Friday, March 6, 2020

Don’t be a hypocrite, Warren: YOU are the one who started the “fire” by stabbing Bernie Sanders in the back


I wanted to take the weekend “off.” Unfortunately, I had to wake up Friday morning to a story about Elizabeth Warren attacking Bernie Sanders supporters, as if her own supporters are such blameless “angels.” Let’s get two things straight right up front: As documentarian Michael Moore pointed out, it was a shock to everyone in the progressive movement (except maybe the fake ones who supported her) when Warren stabbed Sanders in the back with an unsupportable and unverifiable accusation that she knew the anti-Sanders media would eat-up—the kind of accusations that this alleged “victim” of “sexism” had been making-up the entire campaign; these claims may have served to bolster her gender-victim core support, but it seems that most other voters just saw it as self-serving. While Sanders’ own criticism of Warren was largely muted, she didn’t just say that she had a “better” plan than Sanders, she claimed he had no plan at all. She did this even after her own health care “plan” went up like toast under the slightest scrutiny, and her  “plans” were less “policies” than just old talking points. Were Sanders supporters justified in being angered by Warren’s faithless “friend’ backstabbing? Who is kidding who here?

Like Hillary Clinton, Warren needed to blame someone for her defeat, and Sanders’ personal moral and ethical unassailability—which was in direct counterpoint to both Clinton and Warren’s megalomaniacal history of “alternate facts” based on self-victimization and the invention of false “histories” to justify it—was obviously frustrating for them to face. Was it the fault of Sanders’ supporters that voters saw that Warren’s “anger” was not so much directed at “bad” institutions against “the people,” but her own personal antipathy about a power structure she wanted to undo for her own personal gain? As a Washington Examiner editorial noted before Super Tuesday, Warren’s claim that she rejected “big money” donors was another one of her lies. The big money “Persist” PAC appears to have been created to support Warren almost exclusively, even though she technically was not allowed to “collude” with it as a matter of fact; despite the persistent evidence that Warren’s campaign was failing, it persisted in flooding the airwaves with many millions of dollars in ad campaigns that almost exclusively supported Warren. The Examiner noted that 

It isn’t hard to see what’s going on here. Voters have now rejected Warren in four consecutive nominating contests, and she trails Vermont Sen. Bernie Sanders in her own state of Massachusetts. So you could say that without this infusion of super PAC money, Warren is dead in the water.  But with this infusion of super PAC money, Warren is also dead in the water. She is about to prove once again with her own example (not that it will convince Democrats) that money can’t buy elections….Even before this, the hectoring, lecturing, self-righteous Warren was already the biggest campaign finance hypocrite of the 2020 election cycle. Her glass house was first shattered in December when she attacked South Bend, Indiana, Mayor Pete Buttigieg for holding a fundraiser in a “wine cave.” With his typical smirk, Buttigieg replied that Warren had used exactly such high-dollar fundraisers to rake in the 2018 Senate campaign money that seeded her presidential campaign. 

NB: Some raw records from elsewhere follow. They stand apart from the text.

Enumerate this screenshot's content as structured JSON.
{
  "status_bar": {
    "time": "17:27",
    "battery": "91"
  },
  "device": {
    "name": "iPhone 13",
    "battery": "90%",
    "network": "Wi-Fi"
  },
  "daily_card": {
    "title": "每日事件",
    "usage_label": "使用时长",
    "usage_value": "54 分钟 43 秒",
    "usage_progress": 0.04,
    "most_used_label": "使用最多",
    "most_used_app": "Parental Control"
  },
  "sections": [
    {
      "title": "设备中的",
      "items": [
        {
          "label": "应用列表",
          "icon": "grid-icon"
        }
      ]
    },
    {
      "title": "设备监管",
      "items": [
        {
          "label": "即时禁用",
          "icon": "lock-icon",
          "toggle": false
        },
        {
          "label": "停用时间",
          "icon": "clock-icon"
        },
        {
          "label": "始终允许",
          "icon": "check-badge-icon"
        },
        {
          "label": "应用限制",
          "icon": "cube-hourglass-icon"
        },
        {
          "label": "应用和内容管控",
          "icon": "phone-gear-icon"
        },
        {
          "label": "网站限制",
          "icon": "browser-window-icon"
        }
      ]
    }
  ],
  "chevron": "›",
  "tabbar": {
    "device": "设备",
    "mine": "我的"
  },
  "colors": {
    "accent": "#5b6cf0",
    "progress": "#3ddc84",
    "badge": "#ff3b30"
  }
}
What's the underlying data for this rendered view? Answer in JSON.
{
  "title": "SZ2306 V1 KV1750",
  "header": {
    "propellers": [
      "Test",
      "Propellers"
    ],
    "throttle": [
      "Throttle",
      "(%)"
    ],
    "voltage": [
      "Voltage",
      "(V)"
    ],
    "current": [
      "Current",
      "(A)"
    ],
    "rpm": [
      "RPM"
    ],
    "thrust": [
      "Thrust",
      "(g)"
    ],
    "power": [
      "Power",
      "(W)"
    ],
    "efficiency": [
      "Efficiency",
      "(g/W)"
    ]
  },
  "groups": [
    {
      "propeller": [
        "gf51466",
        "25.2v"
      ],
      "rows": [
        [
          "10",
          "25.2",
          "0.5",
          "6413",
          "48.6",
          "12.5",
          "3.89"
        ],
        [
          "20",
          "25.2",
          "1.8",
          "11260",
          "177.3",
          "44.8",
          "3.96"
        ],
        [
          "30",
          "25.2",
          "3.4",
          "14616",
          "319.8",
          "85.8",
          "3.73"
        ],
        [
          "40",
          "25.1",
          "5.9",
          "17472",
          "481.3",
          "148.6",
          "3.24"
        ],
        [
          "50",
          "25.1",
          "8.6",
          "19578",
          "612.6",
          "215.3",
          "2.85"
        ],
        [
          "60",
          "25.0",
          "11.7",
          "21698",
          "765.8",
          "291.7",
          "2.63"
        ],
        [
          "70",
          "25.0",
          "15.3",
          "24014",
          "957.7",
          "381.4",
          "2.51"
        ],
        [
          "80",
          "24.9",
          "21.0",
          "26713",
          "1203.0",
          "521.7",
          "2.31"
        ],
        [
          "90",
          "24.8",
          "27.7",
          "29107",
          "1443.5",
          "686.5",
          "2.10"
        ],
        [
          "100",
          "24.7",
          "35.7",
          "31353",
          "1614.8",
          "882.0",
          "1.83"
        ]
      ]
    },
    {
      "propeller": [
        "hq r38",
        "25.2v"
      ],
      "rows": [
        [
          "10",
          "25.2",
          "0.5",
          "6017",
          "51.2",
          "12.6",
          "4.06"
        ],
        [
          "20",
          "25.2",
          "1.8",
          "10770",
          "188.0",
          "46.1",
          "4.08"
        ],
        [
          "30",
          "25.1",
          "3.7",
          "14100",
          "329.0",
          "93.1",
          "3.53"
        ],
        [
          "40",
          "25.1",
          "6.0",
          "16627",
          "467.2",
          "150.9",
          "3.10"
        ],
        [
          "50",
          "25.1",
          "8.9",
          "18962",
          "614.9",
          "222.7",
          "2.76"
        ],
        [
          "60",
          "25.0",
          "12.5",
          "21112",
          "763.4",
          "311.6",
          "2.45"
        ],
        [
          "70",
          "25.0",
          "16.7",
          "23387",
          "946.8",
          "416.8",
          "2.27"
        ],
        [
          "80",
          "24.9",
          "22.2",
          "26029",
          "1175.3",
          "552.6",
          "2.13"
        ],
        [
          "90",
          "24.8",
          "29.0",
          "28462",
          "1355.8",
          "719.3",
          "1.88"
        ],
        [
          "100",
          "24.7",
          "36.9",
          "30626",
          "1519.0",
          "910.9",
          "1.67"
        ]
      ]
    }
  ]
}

Warren’s self-righteous, egomaniacal hypocrisy is unbelievable in its scope, second only to that of Hillary Clinton’s. Warren didn’t “need” Sanders supporters to undo herself; she did it all by herself. Naturally, her comments attacking Sanders supporters is just a set-up for the inevitable: to prove once-and-for-all that she was and always has been an opportunistic supporter of “progressive” politics if and only if she personally benefited from it—although perhaps more for political gain than the more craven desire for wealth creation, as in the way the Clintons did in trying to promote as “progressive” the rollback of the Glass-Steagall Act, an action which ended-up being a significant factor in creating the Great Recession. 

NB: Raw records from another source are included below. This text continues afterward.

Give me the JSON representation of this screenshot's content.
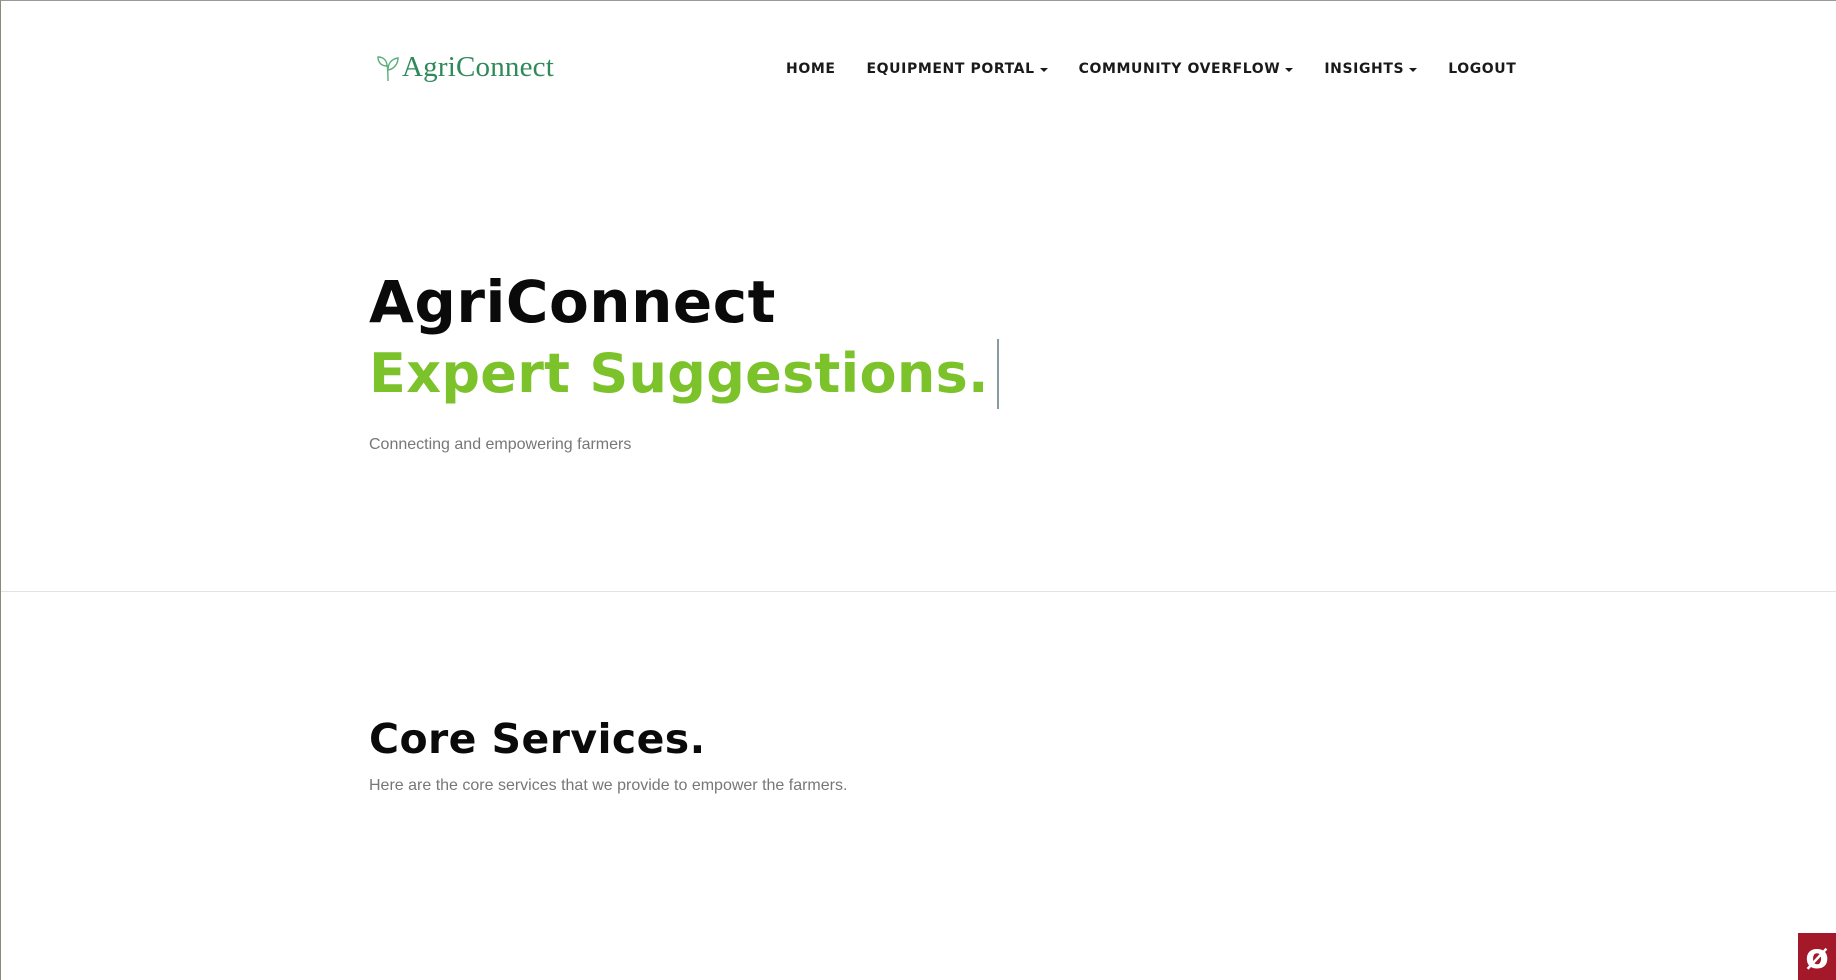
{
  "header": {
    "brand": {
      "name": "AgriConnect",
      "icon": "leaf-sprout-icon",
      "color": "#2f8a5a"
    },
    "nav": [
      {
        "label": "HOME",
        "dropdown": false
      },
      {
        "label": "EQUIPMENT PORTAL",
        "dropdown": true
      },
      {
        "label": "COMMUNITY OVERFLOW",
        "dropdown": true
      },
      {
        "label": "INSIGHTS",
        "dropdown": true
      },
      {
        "label": "LOGOUT",
        "dropdown": false
      }
    ]
  },
  "hero": {
    "title": "AgriConnect",
    "typed_text": "Expert Suggestions.",
    "typed_color": "#7cc22a",
    "subtitle": "Connecting and empowering farmers"
  },
  "services": {
    "title": "Core Services.",
    "description": "Here are the core services that we provide to empower the farmers."
  },
  "corner_badge": {
    "symbol": "ø",
    "icon": "slashed-o-icon",
    "color": "#a3192a"
  }
}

Enough is enough. Amy Klobuchar and Kamala Harris at least had the personal integrity of not searching in every dark corner for scapegoats to explain the failure of their campaigns, proving that they are realists, not egomaniacs. Warren’s failure is her own, and this self-righteous hypocrite needs to own that fact. Warren was a media creation, and she fell hard when the bubble burst and the truth was revealed to be her emptiness.